When you see harassment happening in the workplace, the best thing to do is something. Intervene in the moment. Talk to the harasser. Talk to the victim. Talk to a supervisor. Document what happened.

But you should also take some time to gaze inward. It’s normal to not feel okay after witnessing sexual harassment, even if you weren’t the target. Sexual harassment is among the most psychologically harmful job stressors, says Kathleen Rosplenda, an associate psychology professor at the University of Illinois at Chicago who studies workplace harassment. And research has shown that bystanders, like victims, can suffer a host of professional and personal consequences — including disengagement from work, depression, stress, and the various health issues that come with it.

That’s especially true if you have your own history of trauma, in which case witnessing harassment can bring up feelings of powerlessness or memories of your own bad experiences, says Debra Borys, a clinical and forensic psychologist. “Even for someone who themselves has not been through any type of abuse, trauma, or assault,” she adds, “it can still be traumatizing.” If this applies to you, learn how to navigate your emotions and decide what to do next.

Find your support network in or out of the office.

Don’t wait to begin processing what you’ve seen. Trying to tamp down your emotions will only make them fester.

“Definitely tell somebody,” Rosplenda says. “Get support any way you can.”

Ideally, talk to someone who’s not connected to the situation, like a friend or a therapist. A level-headed listener removed from the workplace environment “can be comforting as well as clarifying,” Borys says, and hearing an outside perspective can help you work out what you’re feeling and figure out how to proceed.

In a situation where feelings of powerlessness are common, being there for others can help you regain a sense of purpose and control.

Be a source of support for both the victim and other witnesses.

Venting about your feelings may be an important first step, but while it can temporarily make you feel better, it doesn’t change the situation, Borys says. One tangible way to help—besides reporting the harassment — is to then create space for others to talk about what happened. Reaching out privately to the target of the harassment and letting them know you saw what happened can provide validation and comfort to both of you.

The same goes for offering support to other people in your position. If there was more than one bystander, the simple act of discussing your shared experience can provide comfort by helping you feel less isolated. In a situation where feelings of powerlessness are common, being there for others can help you regain a sense of purpose and control. There’s also strength in numbers when it comes to reporting: By banding together ahead of time, you and your fellow witnesses can help the victim build a stronger case against the harasser.

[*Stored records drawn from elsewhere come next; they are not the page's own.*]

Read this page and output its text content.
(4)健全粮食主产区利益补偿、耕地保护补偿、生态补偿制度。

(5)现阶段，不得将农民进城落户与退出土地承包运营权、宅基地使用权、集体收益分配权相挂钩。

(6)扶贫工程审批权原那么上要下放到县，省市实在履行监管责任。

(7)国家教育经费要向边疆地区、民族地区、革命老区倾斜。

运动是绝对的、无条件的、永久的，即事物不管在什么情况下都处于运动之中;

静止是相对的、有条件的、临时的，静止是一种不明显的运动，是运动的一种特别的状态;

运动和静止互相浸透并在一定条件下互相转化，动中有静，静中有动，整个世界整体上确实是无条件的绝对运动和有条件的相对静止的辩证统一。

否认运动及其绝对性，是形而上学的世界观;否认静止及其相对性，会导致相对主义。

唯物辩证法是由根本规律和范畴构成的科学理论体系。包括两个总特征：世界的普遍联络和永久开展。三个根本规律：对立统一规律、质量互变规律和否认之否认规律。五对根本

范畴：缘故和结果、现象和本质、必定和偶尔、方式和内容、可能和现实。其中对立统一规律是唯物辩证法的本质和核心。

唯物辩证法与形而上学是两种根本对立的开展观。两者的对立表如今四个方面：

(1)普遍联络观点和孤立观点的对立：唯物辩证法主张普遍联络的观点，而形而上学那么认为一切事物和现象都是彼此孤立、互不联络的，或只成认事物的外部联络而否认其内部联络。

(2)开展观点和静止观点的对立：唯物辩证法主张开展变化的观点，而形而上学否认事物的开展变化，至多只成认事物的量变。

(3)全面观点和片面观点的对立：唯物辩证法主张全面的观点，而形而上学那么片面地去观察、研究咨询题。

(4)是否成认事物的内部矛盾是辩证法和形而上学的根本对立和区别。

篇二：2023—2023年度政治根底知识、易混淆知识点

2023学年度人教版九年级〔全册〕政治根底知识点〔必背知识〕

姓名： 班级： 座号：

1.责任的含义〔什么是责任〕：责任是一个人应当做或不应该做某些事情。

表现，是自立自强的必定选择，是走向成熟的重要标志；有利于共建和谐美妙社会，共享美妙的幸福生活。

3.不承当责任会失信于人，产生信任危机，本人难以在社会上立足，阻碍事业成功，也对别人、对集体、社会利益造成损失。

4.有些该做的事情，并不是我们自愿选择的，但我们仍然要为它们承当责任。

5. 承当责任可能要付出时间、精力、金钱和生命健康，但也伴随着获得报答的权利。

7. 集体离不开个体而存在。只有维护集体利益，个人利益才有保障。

Know that nothing is a quick fix for how you’re feeling.

Unfortunately, speaking up to management or the harasser may come with its own set of emotional issues. Rospenda says that if you report harassment, file a complaint, or confront the harasser and things don’t get any better, your mental health can take an additional hit. “When you see it happening and nothing is being done about it, that just makes you feel more powerless,” she says.

That’s not to say you shouldn’t take action. If you decide not to act after witnessing harassment, that can lead to guilt in the future, especially if the perpetrator continues their behavior. “People can kind of torture themselves over that, even if they had very understandable psychological and practical reasons for not coming forward,” Borys says.

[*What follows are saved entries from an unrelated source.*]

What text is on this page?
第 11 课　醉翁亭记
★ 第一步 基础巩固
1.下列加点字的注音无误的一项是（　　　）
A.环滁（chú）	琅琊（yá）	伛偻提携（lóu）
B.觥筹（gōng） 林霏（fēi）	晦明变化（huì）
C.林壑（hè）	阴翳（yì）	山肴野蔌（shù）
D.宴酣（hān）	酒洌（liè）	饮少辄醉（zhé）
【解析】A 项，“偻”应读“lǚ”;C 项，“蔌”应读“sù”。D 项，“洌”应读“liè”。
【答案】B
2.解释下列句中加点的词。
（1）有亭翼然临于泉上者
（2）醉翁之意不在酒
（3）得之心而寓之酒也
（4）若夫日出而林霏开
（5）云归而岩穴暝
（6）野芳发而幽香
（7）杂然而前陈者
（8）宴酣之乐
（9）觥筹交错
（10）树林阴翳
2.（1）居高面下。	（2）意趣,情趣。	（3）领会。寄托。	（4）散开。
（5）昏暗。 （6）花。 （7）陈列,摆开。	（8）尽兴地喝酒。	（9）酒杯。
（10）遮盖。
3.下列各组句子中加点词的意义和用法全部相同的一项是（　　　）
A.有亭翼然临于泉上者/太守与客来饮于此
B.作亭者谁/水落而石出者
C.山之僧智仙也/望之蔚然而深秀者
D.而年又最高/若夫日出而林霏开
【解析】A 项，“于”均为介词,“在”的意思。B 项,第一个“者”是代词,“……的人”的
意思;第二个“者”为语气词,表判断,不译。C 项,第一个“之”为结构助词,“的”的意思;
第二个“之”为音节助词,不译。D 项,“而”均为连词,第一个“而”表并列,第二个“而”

Make a choice about your professional next steps.

If your office suddenly (or not so suddenly) feels too toxic, you have two paths forward: Try to change the culture or think about leaving. If the latter sounds like the better choice, know that you’re not overreacting. Research on workplace bullying suggests that it’s equally likely to inspire turnover among witnesses as it is to push out the victims.

If your office suddenly (or not so suddenly) feels too toxic, you have two paths forward: Try to change the culture or think about leaving.

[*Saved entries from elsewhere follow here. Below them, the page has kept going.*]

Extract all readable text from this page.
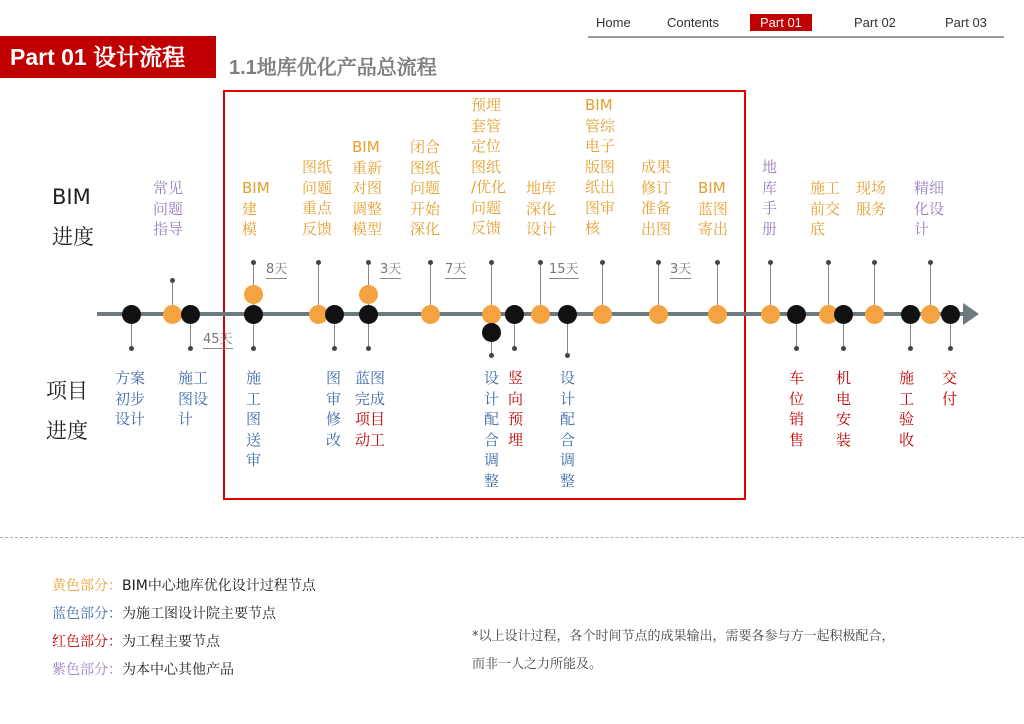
Home	Contents	Part 01	Part 02	Part 03
Part 01 设计流程	1.1地库优化产品总流程
BIM
进度
项目
进度
常见
问题
指导
BIM
建
模
图纸
问题
重点
反馈
BIM
重新
对图
调整
模型
闭合
图纸
问题
开始
深化
预埋
套管
定位
图纸
/优化
问题
反馈
地库
深化
设计
BIM
管综
电子
版图
纸出
图审
核
成果
修订
准备
出图
BIM
蓝图
寄出
地
库
手
册
施工
前交
底
现场
服务
精细
化设
计
方案
初步
设计
施工
图设
计
施
工
图
送
审
图
审
修
改
蓝图
完成
项目
动工
设
计
配
合
调
整
竖
向
预
埋
设
计
配
合
调
整
车
位
销
售
机
电
安
装
施
工
验
收
交
付
45天
8天	3天	7天	15天	3天
黄色部分：BIM中心地库优化设计过程节点
蓝色部分：为施工图设计院主要节点
红色部分：为工程主要节点
紫色部分：为本中心其他产品
*以上设计过程，各个时间节点的成果输出，需要各参与方一起积极配合，
而非一人之力所能及。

Marjan Houshmand, an assistant professor of management at the University of Hawaii at Manoa, attributes this to the greater sense of unfairness if people are singled out, as opposed to environments where everyone is in the same boat. “It’s stressful. It’s immoral. And it’s not pleasant to see other people being mistreated at work,” she says.

Communicating dissatisfaction about office culture to management can be one way to improve things. But if you feel powerless to change the culture, the stress could build. “The level of stress and anxiety that it is inducing in some individuals might have long-term psychological, even physical, health concerns,” Houshmand says, “so sometimes the best option is to leave.” If you don’t want to find a new job, or can’t, even taking a short break after seeing the harassment can help preserve your mental well-being. In short, use whatever strategy is feasible to make a bad situation better — for past and potentially future victims, but also for yourself.